I had suggested that the pre-action protocol which should be followed could do with clarification as to whether or not it applied to small claims. The protocol has just been amended to give that clarification. The protocol will not apply to small claims. We are here talking about claims for compensation for personal injury and loss of amenities for up to £1,000.

Package Holidays: Don't Book Early

The law protecting holidaymakers in the Package Travel, Package Holiday and Package Tours Regulations 1992 (if you don't get the package you were promised the likelihood is that the travel company will be liable to you even though third parties may be at fault) is set to change for agreements made on or after 1 July 2018. It may benefit you to postpone your booking until then. The new law will follow a European directive issued in 2015 and will be contained in the Package Travel and Linked Travel Arrangements Regulations which have been published in draft form. The government's deadline for implementation of the directive is....1 July 2018.


A great deal of the current law will be repeated in the new law. But here are some of the valuable changes.


  • More package holidays will be covered. Definitely 'in' will be holidays which these days are often purchased on line where separate contracts under the package are made with different travel service providers and you customise exactly what you want later on in a bespoke product. So-called 'linked travel arrangements' which are looser combinations of travel arrangements are also caught where a trader organises the making of separate contracts for travel services with different providers.
  • More package organisers will be liable when the regulations are breached. For example, more so-called Flight-Plus holidays are likely to be covered. 
  • There's a cap on any attempt to increase the price of the package by more than 8% after you have made your contract.

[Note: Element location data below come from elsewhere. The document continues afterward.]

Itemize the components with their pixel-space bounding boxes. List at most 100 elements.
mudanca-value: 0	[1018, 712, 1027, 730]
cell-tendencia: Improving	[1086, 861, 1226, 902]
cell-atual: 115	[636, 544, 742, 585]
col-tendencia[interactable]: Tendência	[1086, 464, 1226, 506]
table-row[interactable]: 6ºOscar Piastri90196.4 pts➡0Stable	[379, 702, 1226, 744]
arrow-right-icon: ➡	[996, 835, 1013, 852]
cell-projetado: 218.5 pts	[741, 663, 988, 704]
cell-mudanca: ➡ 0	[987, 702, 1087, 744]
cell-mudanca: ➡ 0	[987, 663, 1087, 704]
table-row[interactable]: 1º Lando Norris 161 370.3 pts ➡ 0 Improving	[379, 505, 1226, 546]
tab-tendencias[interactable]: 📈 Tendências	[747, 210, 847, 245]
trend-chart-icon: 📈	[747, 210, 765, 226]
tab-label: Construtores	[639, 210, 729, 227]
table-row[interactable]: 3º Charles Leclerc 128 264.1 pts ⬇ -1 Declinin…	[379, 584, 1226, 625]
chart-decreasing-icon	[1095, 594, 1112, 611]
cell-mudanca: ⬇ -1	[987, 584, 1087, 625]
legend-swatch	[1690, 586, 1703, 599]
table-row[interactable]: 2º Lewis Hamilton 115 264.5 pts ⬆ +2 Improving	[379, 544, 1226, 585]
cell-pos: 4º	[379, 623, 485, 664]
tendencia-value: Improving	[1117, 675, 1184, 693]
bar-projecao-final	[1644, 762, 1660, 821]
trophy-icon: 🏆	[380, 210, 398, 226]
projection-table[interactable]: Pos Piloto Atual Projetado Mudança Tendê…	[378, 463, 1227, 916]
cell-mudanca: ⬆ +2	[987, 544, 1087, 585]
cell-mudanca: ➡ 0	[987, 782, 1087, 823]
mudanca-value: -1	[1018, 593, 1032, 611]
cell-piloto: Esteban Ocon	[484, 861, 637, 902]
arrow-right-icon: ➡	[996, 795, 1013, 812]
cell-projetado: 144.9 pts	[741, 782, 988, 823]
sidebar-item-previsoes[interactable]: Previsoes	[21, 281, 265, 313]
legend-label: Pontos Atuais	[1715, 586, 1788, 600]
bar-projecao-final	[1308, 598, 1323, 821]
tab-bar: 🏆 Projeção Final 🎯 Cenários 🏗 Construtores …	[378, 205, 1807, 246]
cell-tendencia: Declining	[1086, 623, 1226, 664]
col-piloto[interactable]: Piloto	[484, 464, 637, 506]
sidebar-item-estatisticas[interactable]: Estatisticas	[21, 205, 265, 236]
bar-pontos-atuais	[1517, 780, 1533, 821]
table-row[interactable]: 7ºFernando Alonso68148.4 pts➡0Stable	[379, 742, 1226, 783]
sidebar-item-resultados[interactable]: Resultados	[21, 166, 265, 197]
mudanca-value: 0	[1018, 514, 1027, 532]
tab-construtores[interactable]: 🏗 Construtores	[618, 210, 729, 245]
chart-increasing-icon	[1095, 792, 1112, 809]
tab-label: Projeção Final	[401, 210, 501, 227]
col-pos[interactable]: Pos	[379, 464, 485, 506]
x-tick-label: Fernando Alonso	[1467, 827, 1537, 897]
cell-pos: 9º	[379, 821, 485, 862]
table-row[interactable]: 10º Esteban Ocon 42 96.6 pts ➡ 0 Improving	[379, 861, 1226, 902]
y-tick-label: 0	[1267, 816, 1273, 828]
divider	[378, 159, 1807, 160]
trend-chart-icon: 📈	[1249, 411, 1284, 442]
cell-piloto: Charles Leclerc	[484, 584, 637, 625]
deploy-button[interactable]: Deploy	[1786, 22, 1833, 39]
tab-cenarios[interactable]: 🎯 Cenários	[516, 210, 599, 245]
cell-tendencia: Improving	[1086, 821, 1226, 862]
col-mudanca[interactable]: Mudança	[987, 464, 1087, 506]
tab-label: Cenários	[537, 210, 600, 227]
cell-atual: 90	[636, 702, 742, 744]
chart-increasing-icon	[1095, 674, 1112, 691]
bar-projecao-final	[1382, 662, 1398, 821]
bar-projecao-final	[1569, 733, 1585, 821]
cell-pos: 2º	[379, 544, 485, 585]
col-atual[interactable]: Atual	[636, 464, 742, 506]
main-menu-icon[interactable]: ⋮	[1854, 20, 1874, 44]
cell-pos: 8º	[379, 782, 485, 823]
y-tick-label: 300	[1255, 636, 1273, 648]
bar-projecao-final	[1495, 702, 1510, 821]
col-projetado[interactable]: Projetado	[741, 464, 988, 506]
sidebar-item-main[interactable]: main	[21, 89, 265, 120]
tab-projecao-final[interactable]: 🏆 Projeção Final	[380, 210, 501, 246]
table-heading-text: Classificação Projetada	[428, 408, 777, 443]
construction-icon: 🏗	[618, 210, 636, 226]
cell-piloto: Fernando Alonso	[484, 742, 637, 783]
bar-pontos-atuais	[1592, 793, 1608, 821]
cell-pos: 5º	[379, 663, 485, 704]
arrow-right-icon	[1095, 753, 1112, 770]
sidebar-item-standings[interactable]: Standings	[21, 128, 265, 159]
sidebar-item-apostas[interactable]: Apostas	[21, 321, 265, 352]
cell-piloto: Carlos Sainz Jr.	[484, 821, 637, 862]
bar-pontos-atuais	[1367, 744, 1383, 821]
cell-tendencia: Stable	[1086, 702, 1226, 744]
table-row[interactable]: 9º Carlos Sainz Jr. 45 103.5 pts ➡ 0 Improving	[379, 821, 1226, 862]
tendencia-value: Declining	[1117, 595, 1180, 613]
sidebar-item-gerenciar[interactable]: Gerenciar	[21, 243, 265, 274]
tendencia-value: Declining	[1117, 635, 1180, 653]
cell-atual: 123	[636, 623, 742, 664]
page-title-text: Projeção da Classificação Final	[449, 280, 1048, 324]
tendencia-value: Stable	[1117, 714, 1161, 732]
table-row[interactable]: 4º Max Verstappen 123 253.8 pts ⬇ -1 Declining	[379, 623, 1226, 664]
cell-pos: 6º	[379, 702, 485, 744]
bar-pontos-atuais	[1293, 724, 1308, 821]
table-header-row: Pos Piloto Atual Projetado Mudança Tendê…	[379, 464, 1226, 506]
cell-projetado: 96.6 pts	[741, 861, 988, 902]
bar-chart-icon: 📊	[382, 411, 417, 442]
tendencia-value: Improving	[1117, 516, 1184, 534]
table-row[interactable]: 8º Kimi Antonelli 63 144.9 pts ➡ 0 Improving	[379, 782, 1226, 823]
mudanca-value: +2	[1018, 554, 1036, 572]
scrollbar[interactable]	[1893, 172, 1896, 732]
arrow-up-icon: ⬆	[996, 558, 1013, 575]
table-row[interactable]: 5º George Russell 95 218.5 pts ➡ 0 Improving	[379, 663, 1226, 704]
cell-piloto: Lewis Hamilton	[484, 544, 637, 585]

Any increase, be it 8% or less, must be notified with justification for it at least 20 days before the holiday. Where the increase is over 8% you will be entitled to get out of the contract and without any charge for the privilege of doing so.
  • Where getting you home is delayed because of unavoidable and extraordinary circumstances, the organiser must  provide you with free accommodation, if possible to an equivalent standard to that you should have enjoyed in the package, for up to three nights. The three nights limit will not apply if you have reduced mobility when flying or are accompanying someone with reduced mobility, are a pregnant woman or an unaccompanied minor or are in need of specific medical assistance, and this was notified to the organiser at least 48 hours before the holiday.